L’Iran semble émerger, contre toute attente, comme le grand gagnant d’un conflit qui a laissé des cicatrices profondes. Malgré des dizaines de milliers de frappes et des infrastructures nucléaires dégradées, le régime de Téhéran se pavane, affichant une victoire symbolique et géopolitique qui sonne comme un cuisant échec pour ses adversaires. Les États-Unis, puissance militaire colossale, et Israël, armée redoutable, ont échoué à briser la détermination iranienne.
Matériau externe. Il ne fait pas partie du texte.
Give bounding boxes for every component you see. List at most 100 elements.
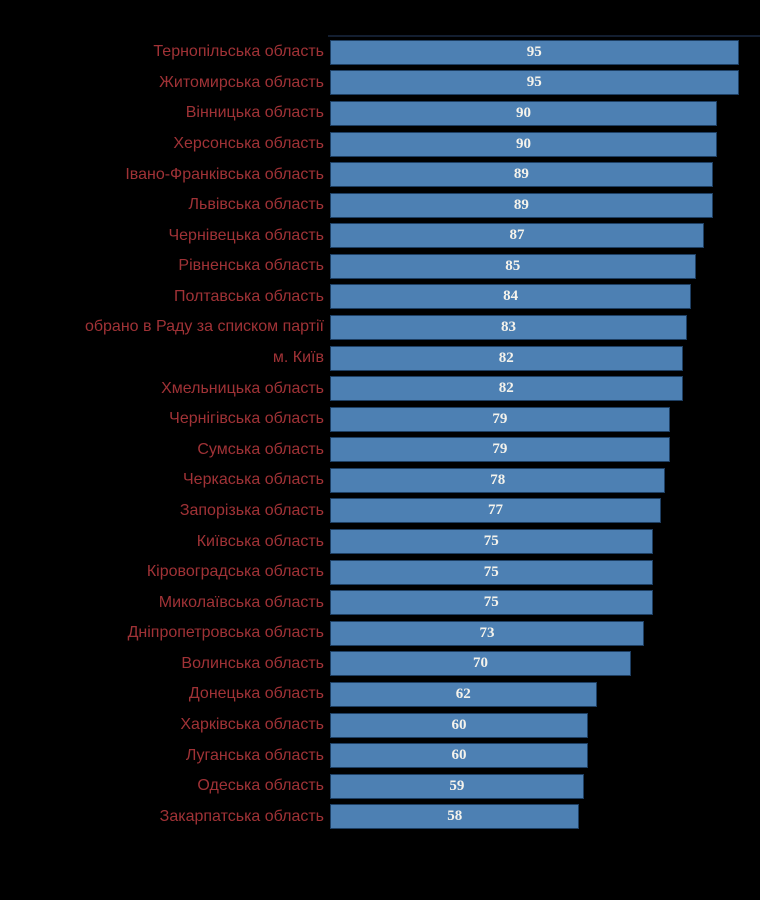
bar: 75: [330, 529, 653, 555]
bar: 75: [330, 559, 653, 585]
chart-row: Харківська область 60: [0, 710, 760, 741]
value-label: 78: [490, 471, 506, 488]
bar: 75: [330, 590, 653, 616]
chart-row: Тернопільська область 95: [0, 37, 760, 68]
bar-track: 78: [330, 467, 760, 493]
chart-row: Рівненська область 85: [0, 251, 760, 282]
category-label: Дніпропетровська область: [127, 624, 324, 642]
bar-track: 82: [330, 345, 760, 371]
value-label: 83: [500, 318, 516, 335]
bar: 60: [330, 743, 588, 769]
chart-row: Івано-Франківська область 89: [0, 159, 760, 190]
category-label: Сумська область: [197, 440, 324, 458]
chart-row: Хмельницька область 82: [0, 373, 760, 404]
bar: 79: [330, 437, 670, 463]
bar: 83: [330, 314, 687, 340]
value-label: 85: [505, 257, 521, 274]
bar-track: 95: [330, 39, 760, 65]
value-label: 75: [483, 533, 499, 550]
bar-track: 89: [330, 162, 760, 188]
value-label: 75: [483, 563, 499, 580]
chart-row: Запорізька область 77: [0, 496, 760, 527]
category-label: Київська область: [196, 532, 324, 550]
bar: 95: [330, 70, 739, 96]
bar: 59: [330, 773, 584, 799]
bar-track: 73: [330, 620, 760, 646]
bar: 89: [330, 192, 713, 218]
bar: 90: [330, 100, 717, 126]
category-label: Чернігівська область: [169, 410, 324, 428]
bar-track: 79: [330, 437, 760, 463]
bar: 95: [330, 39, 739, 65]
category-label: Одеська область: [197, 777, 324, 795]
bar-track: 90: [330, 131, 760, 157]
category-label: Тернопільська область: [153, 43, 324, 61]
value-label: 73: [479, 624, 495, 641]
category-label: Миколаївська область: [158, 593, 324, 611]
category-label: Хмельницька область: [161, 379, 324, 397]
chart-row: Донецька область 62: [0, 679, 760, 710]
chart-row: Чернігівська область 79: [0, 404, 760, 435]
bar-track: 58: [330, 804, 760, 830]
chart-row: Черкаська область 78: [0, 465, 760, 496]
bar-track: 62: [330, 681, 760, 707]
chart-row: Сумська область 79: [0, 435, 760, 466]
bar-track: 85: [330, 253, 760, 279]
bar: 79: [330, 406, 670, 432]
bar: 73: [330, 620, 644, 646]
value-label: 82: [498, 349, 514, 366]
chart-row: обрано в Раду за списком партії 83: [0, 312, 760, 343]
bar: 84: [330, 284, 692, 310]
value-label: 62: [455, 685, 471, 702]
bar: 77: [330, 498, 662, 524]
category-label: Івано-Франківська область: [125, 165, 324, 183]
bar: 82: [330, 345, 683, 371]
category-label: Львівська область: [188, 196, 324, 214]
value-label: 79: [492, 410, 508, 427]
bar: 90: [330, 131, 717, 157]
bar: 87: [330, 223, 705, 249]
bar: 62: [330, 681, 597, 707]
value-label: 82: [498, 380, 514, 397]
value-label: 84: [503, 288, 519, 305]
category-label: Кіровоградська область: [146, 563, 324, 581]
value-label: 89: [513, 166, 529, 183]
value-label: 89: [513, 196, 529, 213]
category-label: м. Київ: [272, 349, 324, 367]
bar-track: 75: [330, 590, 760, 616]
chart-row: Закарпатська область 58: [0, 801, 760, 832]
chart-row: Херсонська область 90: [0, 129, 760, 160]
category-label: Житомирська область: [159, 73, 324, 91]
chart-row: Чернівецька область 87: [0, 220, 760, 251]
chart-row: Волинська область 70: [0, 649, 760, 680]
bar-track: 79: [330, 406, 760, 432]
category-label: Рівненська область: [178, 257, 324, 275]
value-label: 58: [447, 808, 463, 825]
chart-row: Одеська область 59: [0, 771, 760, 802]
value-label: 59: [449, 777, 465, 794]
bar: 60: [330, 712, 588, 738]
bar-track: 75: [330, 559, 760, 585]
bar-track: 77: [330, 498, 760, 524]
bar: 85: [330, 253, 696, 279]
category-label: обрано в Раду за списком партії: [84, 318, 324, 336]
category-label: Закарпатська область: [159, 807, 324, 825]
bar: 82: [330, 376, 683, 402]
chart-row: м. Київ 82: [0, 343, 760, 374]
value-label: 60: [451, 747, 467, 764]
category-label: Луганська область: [185, 746, 324, 764]
bar-track: 89: [330, 192, 760, 218]
plot-area-top-border: [328, 35, 760, 37]
value-label: 75: [483, 594, 499, 611]
chart-row: Вінницька область 90: [0, 98, 760, 129]
category-label: Запорізька область: [179, 501, 324, 519]
category-label: Харківська область: [180, 716, 324, 733]
category-label: Донецька область: [188, 685, 324, 703]
bar-track: 60: [330, 712, 760, 738]
bar-track: 75: [330, 529, 760, 555]
chart-row: Львівська область 89: [0, 190, 760, 221]
bar: 58: [330, 804, 580, 830]
bar-track: 83: [330, 314, 760, 340]
bar-track: 90: [330, 100, 760, 126]
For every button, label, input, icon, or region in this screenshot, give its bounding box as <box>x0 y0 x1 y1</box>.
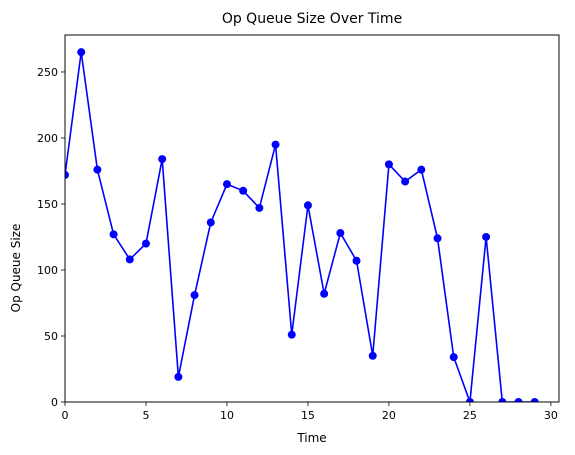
x-axis-label: Time <box>296 431 326 445</box>
data-point <box>174 372 183 381</box>
y-tick-label: 100 <box>37 264 58 277</box>
axes-frame <box>64 34 560 403</box>
data-point <box>271 140 280 149</box>
data-point <box>190 291 199 300</box>
data-point <box>352 256 361 265</box>
data-point <box>65 170 69 179</box>
data-point <box>125 255 134 264</box>
data-point <box>222 180 231 189</box>
data-point <box>465 398 474 402</box>
data-point <box>141 239 150 248</box>
y-tick-label: 150 <box>37 198 58 211</box>
data-point <box>93 165 102 174</box>
data-point <box>206 218 215 227</box>
plot-area: 0 5 10 15 20 25 30 0 50 100 150 200 250 <box>37 34 560 422</box>
data-point <box>158 155 167 164</box>
data-point <box>336 229 345 238</box>
y-tick-label: 250 <box>37 66 58 79</box>
data-point <box>482 232 491 241</box>
data-point <box>109 230 118 239</box>
data-point <box>77 48 86 57</box>
data-point <box>433 234 442 243</box>
data-point <box>239 186 248 195</box>
data-point <box>320 289 329 298</box>
data-point <box>514 398 523 402</box>
y-axis-label: Op Queue Size <box>9 224 23 313</box>
series-line <box>65 52 535 402</box>
x-tick-label: 0 <box>62 409 69 422</box>
x-tick-label: 20 <box>382 409 396 422</box>
data-point <box>530 398 539 402</box>
data-point <box>498 398 507 402</box>
data-point <box>417 165 426 174</box>
x-tick-label: 5 <box>142 409 149 422</box>
data-point <box>401 177 410 186</box>
data-point <box>255 203 264 212</box>
data-point <box>303 201 312 210</box>
axes-frame-top <box>64 34 560 403</box>
data-point <box>287 330 296 339</box>
x-tick-label: 10 <box>220 409 234 422</box>
data-point <box>368 351 377 360</box>
x-tick-label: 25 <box>463 409 477 422</box>
y-tick-label: 50 <box>44 330 58 343</box>
chart-title: Op Queue Size Over Time <box>222 11 402 27</box>
data-point <box>384 160 393 169</box>
x-tick-label: 30 <box>544 409 558 422</box>
y-tick-label: 200 <box>37 132 58 145</box>
y-tick-label: 0 <box>51 396 58 409</box>
x-tick-label: 15 <box>301 409 315 422</box>
data-point <box>449 353 458 362</box>
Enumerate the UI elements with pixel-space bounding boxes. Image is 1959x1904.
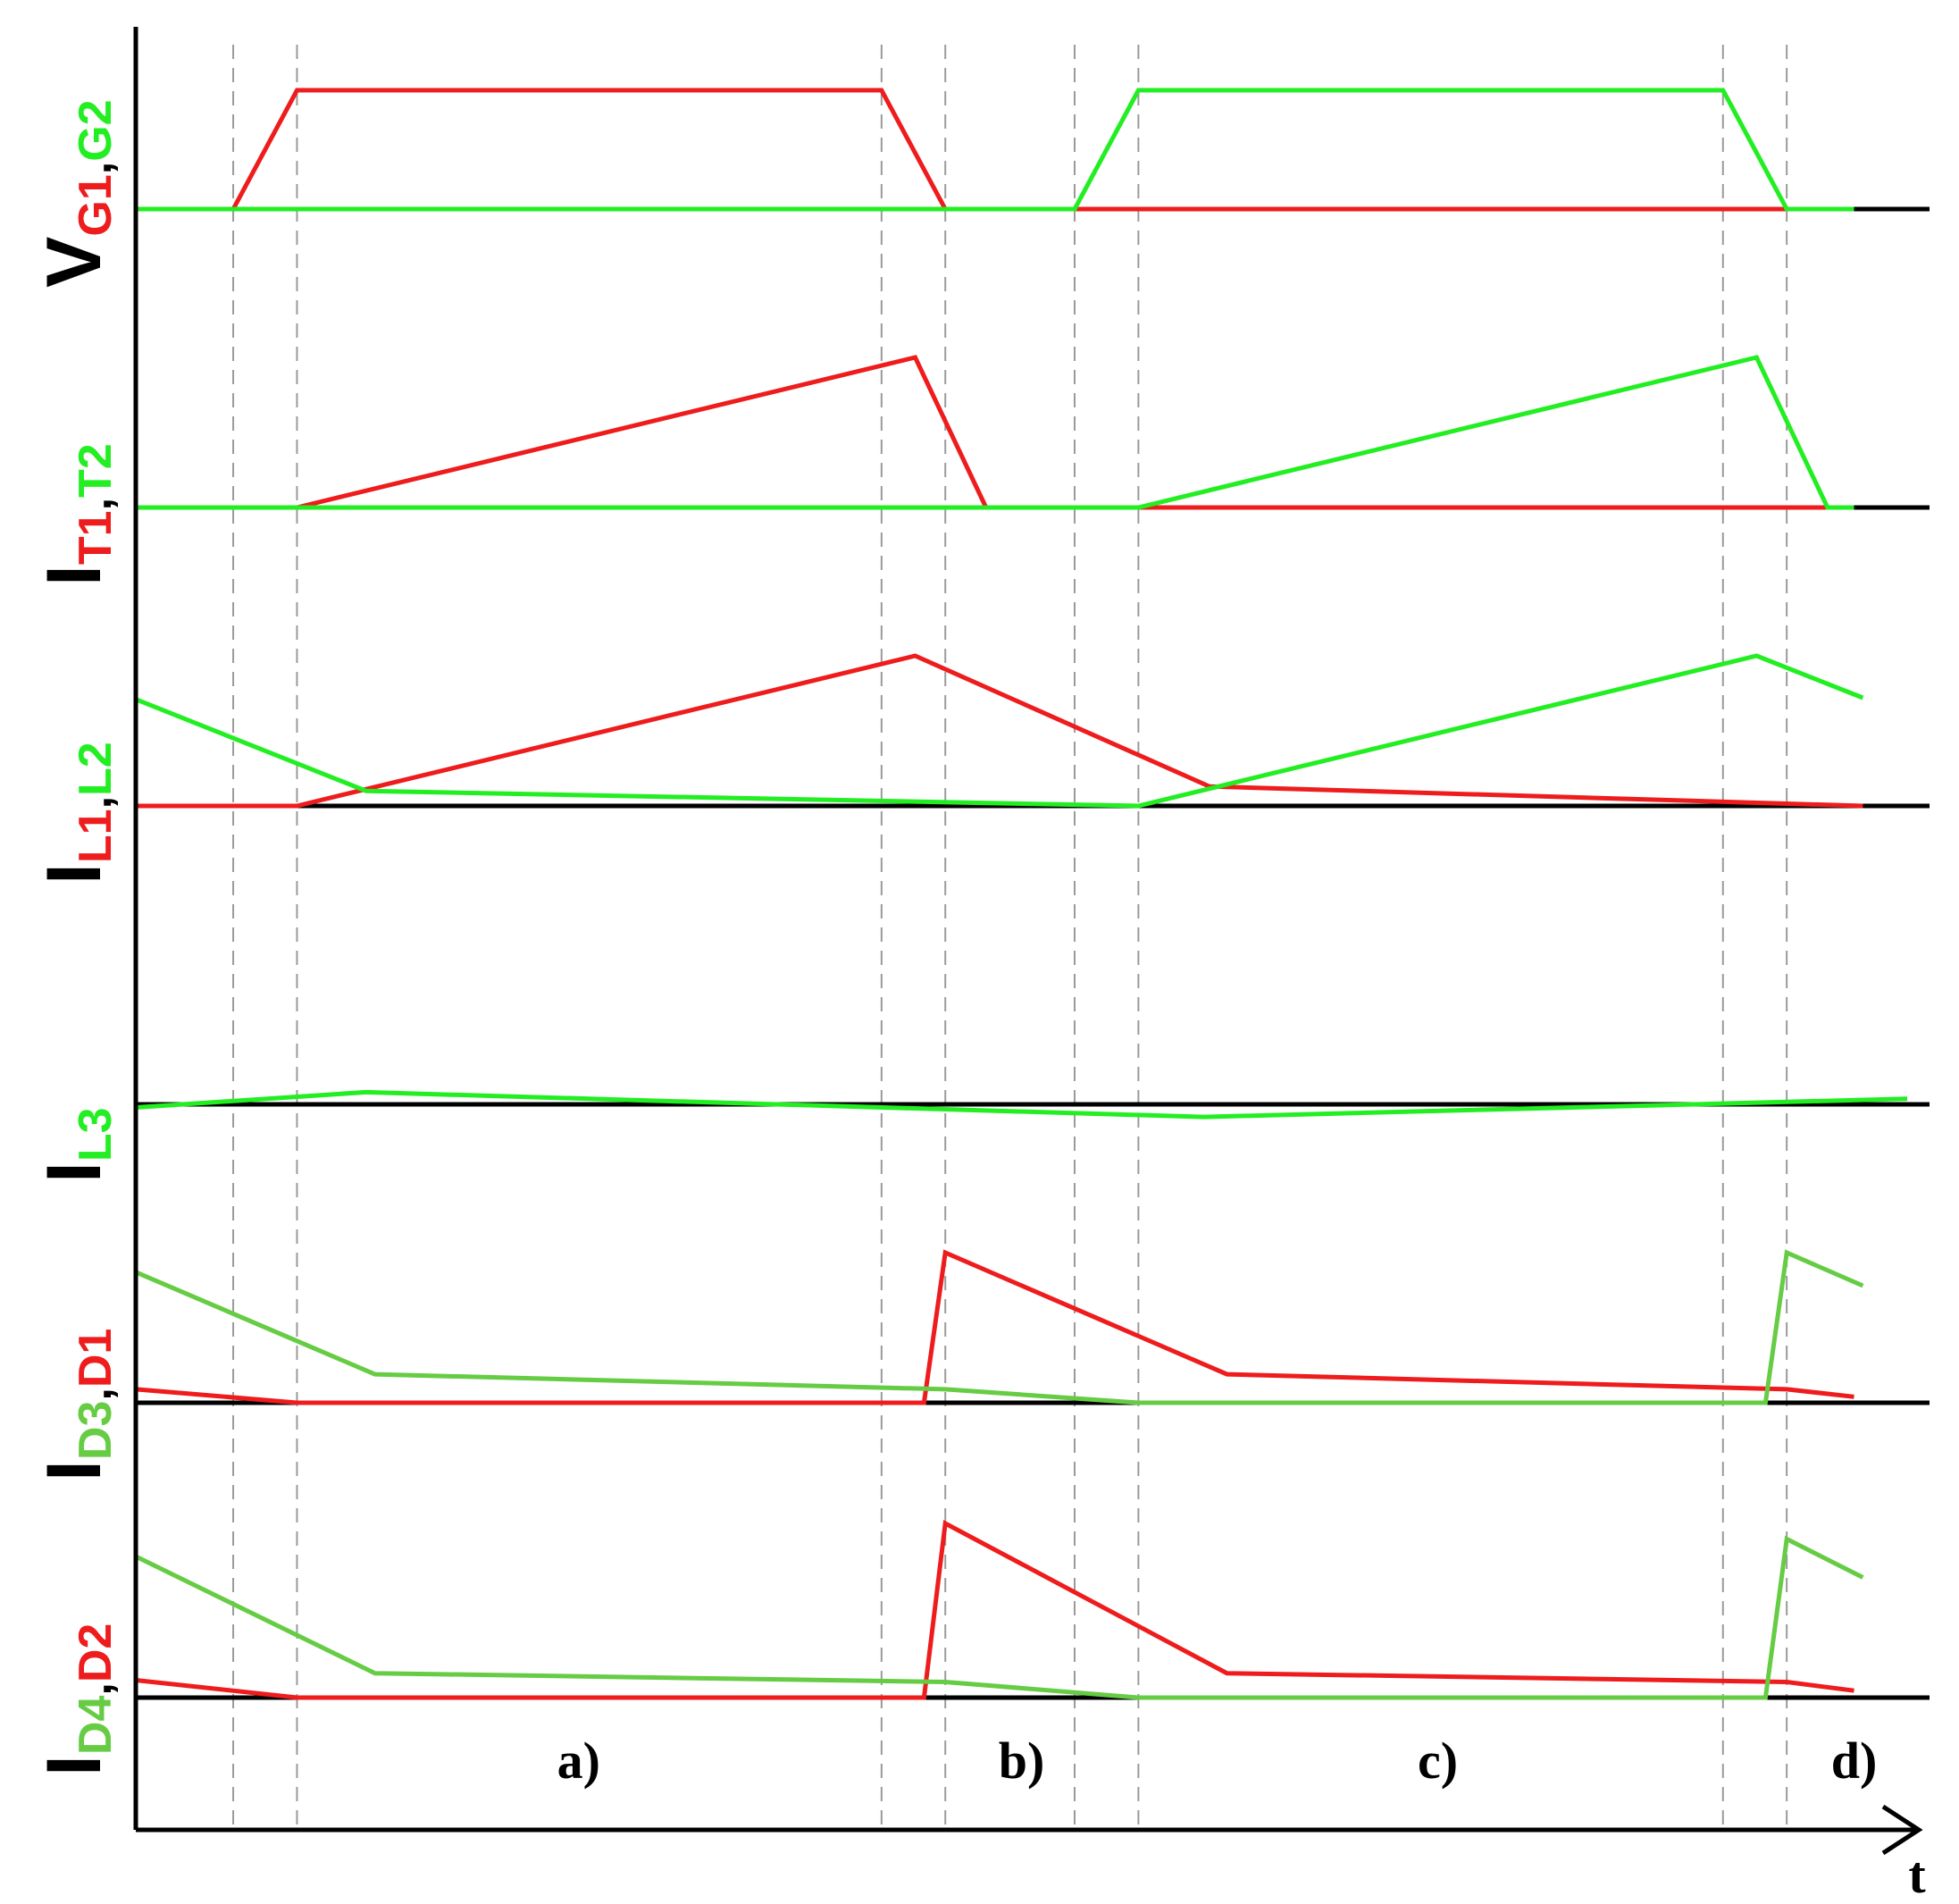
axes: t [133,27,1926,1904]
row-vg [136,88,1930,212]
phase-label-3: c) [1418,1732,1458,1790]
row-label-main: I [31,863,117,885]
row-label-main: I [31,565,117,586]
row-label-id31: ID3,D1 [31,1329,121,1481]
row-il [135,653,1930,809]
row-label-part: , [70,1388,121,1400]
row-il3 [135,1089,1930,1120]
row-label-part: D1 [70,1329,121,1388]
row-label-part: L1 [70,809,121,863]
phase-labels: a) b) c) d) [557,1732,1878,1790]
row-label-part: L3 [70,1107,121,1162]
row-label-part: D3 [70,1401,121,1460]
row-label-main: I [31,1460,117,1481]
row-label-main: I [31,1162,117,1183]
waveform-it-1 [136,355,1828,510]
row-label-part: G2 [70,99,121,161]
waveform-it-2 [136,355,1854,510]
row-label-il: IL1,L2 [31,742,121,885]
row-label-vg: VG1,G2 [31,99,121,288]
row-label-main: I [31,1755,117,1776]
waveform-il-2 [135,653,1864,809]
row-label-part: , [70,1682,121,1695]
row-label-part: , [70,498,121,510]
time-axis-arrow [1881,1804,1923,1856]
row-label-il3: IL3 [31,1107,121,1183]
waveform-id42-2 [134,1535,1864,1700]
waveform-id31-1 [135,1249,1854,1405]
waveform-vg-2 [136,88,1854,212]
row-label-part: D4 [70,1696,121,1756]
row-id31 [135,1249,1930,1405]
phase-label-4: d) [1831,1732,1878,1790]
row-label-it: IT1,T2 [31,443,121,586]
row-label-part: D2 [70,1623,121,1682]
row-label-main: V [31,237,117,288]
row-label-id42: ID4,D2 [31,1623,121,1776]
phase-boundary-guides [232,45,1788,1827]
waveform-id31-2 [135,1249,1864,1405]
row-it [136,355,1930,510]
row-label-part: , [70,162,121,174]
phase-label-2: b) [999,1732,1045,1790]
waveform-id42-1 [135,1520,1854,1700]
waveform-rows [134,88,1930,1700]
row-id42 [134,1520,1930,1700]
waveform-vg-1 [136,88,1854,212]
waveform-il3-1 [135,1089,1908,1120]
row-label-part: G1 [70,174,121,236]
row-label-part: T2 [70,443,121,498]
phase-label-1: a) [557,1732,600,1790]
row-label-part: L2 [70,742,121,796]
row-label-part: T1 [70,510,121,565]
time-axis-label: t [1908,1846,1926,1904]
row-label-part: , [70,796,121,809]
waveform-il-1 [136,653,1863,809]
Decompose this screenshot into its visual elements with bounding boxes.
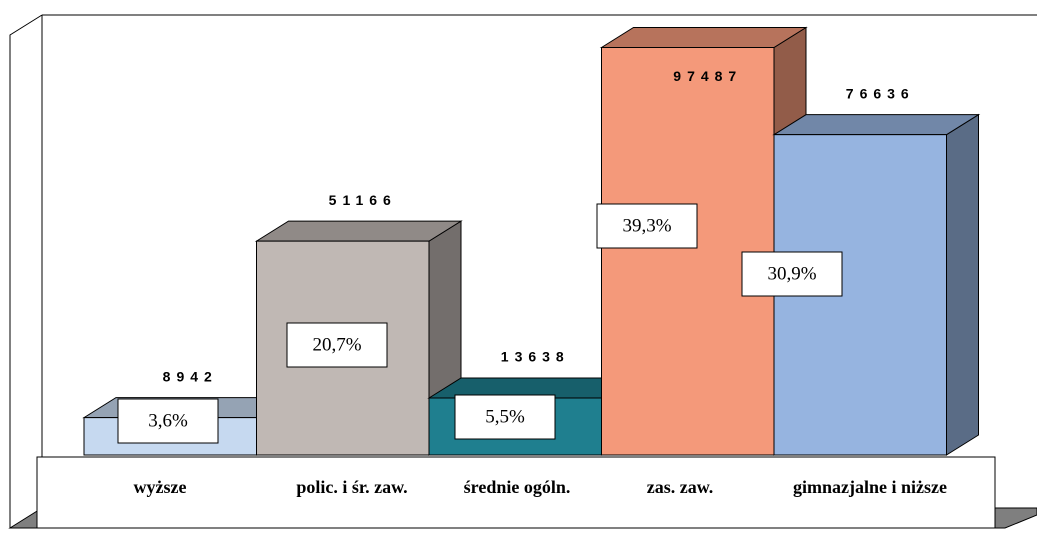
share-box: [286, 322, 388, 368]
share-box: [454, 394, 556, 440]
x-tick-label: średnie ogóln.: [464, 477, 571, 497]
x-tick-label: zas. zaw.: [647, 477, 714, 497]
value-label: 8942: [163, 368, 218, 384]
share-box: [117, 398, 219, 444]
share-box: [741, 251, 843, 297]
bar: [601, 47, 775, 456]
share-box: [596, 203, 698, 249]
side-wall: [9, 14, 43, 528]
share-label: 39,3%: [622, 215, 671, 236]
category-box: [36, 456, 996, 529]
share-label: 30,9%: [767, 263, 816, 284]
share-label: 5,5%: [485, 406, 525, 427]
value-label: 76636: [846, 85, 915, 101]
value-label: 13638: [501, 349, 570, 365]
labels: 8942 3,6% wyższe 51166 20,7% polic. i śr. zaw…: [117, 68, 947, 497]
share-label: 20,7%: [312, 334, 361, 355]
x-tick-label: gimnazjalne i niższe: [793, 477, 947, 497]
value-label: 51166: [329, 192, 397, 208]
bar-side: [946, 113, 979, 456]
x-tick-label: wyższe: [134, 477, 187, 497]
x-tick-label: polic. i śr. zaw.: [296, 477, 407, 497]
bar-top: [599, 27, 808, 49]
value-label: 97487: [673, 68, 742, 84]
bar-top: [254, 220, 463, 242]
bar-top: [772, 114, 981, 136]
share-label: 3,6%: [148, 410, 188, 431]
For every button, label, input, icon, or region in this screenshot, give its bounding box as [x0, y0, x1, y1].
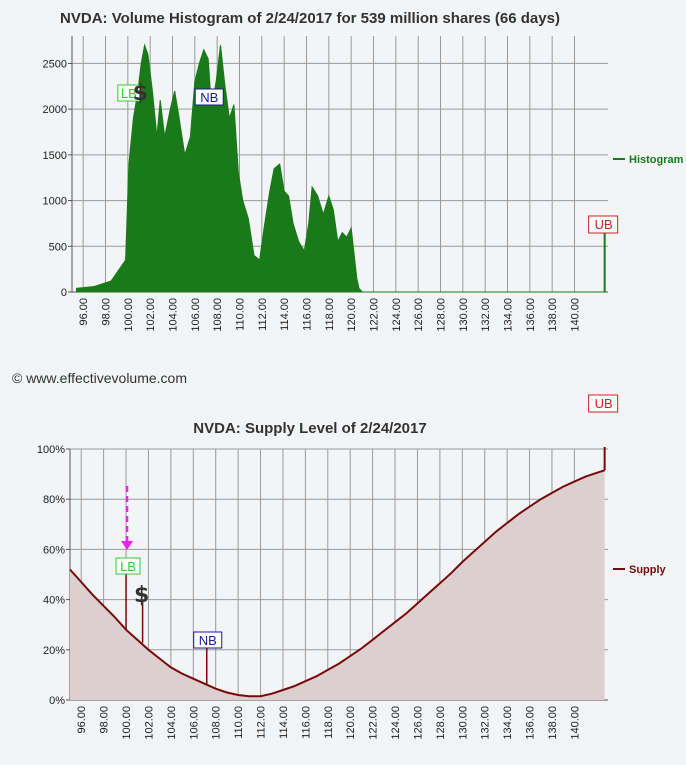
ub-label: UB: [595, 217, 613, 232]
y-tick-label: 60%: [43, 544, 65, 556]
lb-box: [115, 557, 141, 575]
histogram-title: NVDA: Volume Histogram of 2/24/2017 for …: [60, 10, 560, 27]
x-tick-label: 104.00: [168, 298, 180, 332]
histogram-legend-label: Histogram: [629, 154, 684, 166]
supply-markers: LB $ NB UB: [115, 394, 619, 685]
x-tick-label: 98.00: [99, 706, 111, 734]
x-tick-label: 118.00: [324, 298, 336, 331]
x-tick-label: 96.00: [78, 298, 90, 326]
lb-arrow-head: [121, 541, 134, 550]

Cette situation est le résultat d’une «guerre sans stratégie» lancée par l’administration précédente, dont les conséquences désastreuses se font cruellement sentir aujourd’hui. Loin d’affaiblir la dictature théocratique, l’intervention étrangère l’a paradoxalement renforcée sur la scène internationale, lui offrant une tribune inespérée pour consolider son pouvoir.
L’incapacité à soutenir efficacement la population iranienne dans sa quête de liberté face au régime des mollahs représente sans doute l’échec le plus lamentable. L’espoir d’une libération populaire s’est évanoui, étouffé par l’absence d’une stratégie claire et d’un soutien suffisant aux forces d’opposition, déjà décimées. Les tentatives de déstabilisation, si elles ont eu lieu, n’ont fait que légitimer la rhétorique anti-occidentale du « grand Satan » et du « petit Satan ».
Ce revirement de situation met en lumière la faiblesse des politiques étrangères occidentales et leur incapacité à anticiper les conséquences réelles de leurs actions. L’Iran, malgré ses blessures, tire un bénéfice cynique de cette confrontation, s’affirmant avec une audace renouvelée. Une victoire amère pour Téhéran, mais une défaite encore plus amère pour ceux qui espéraient le contraire.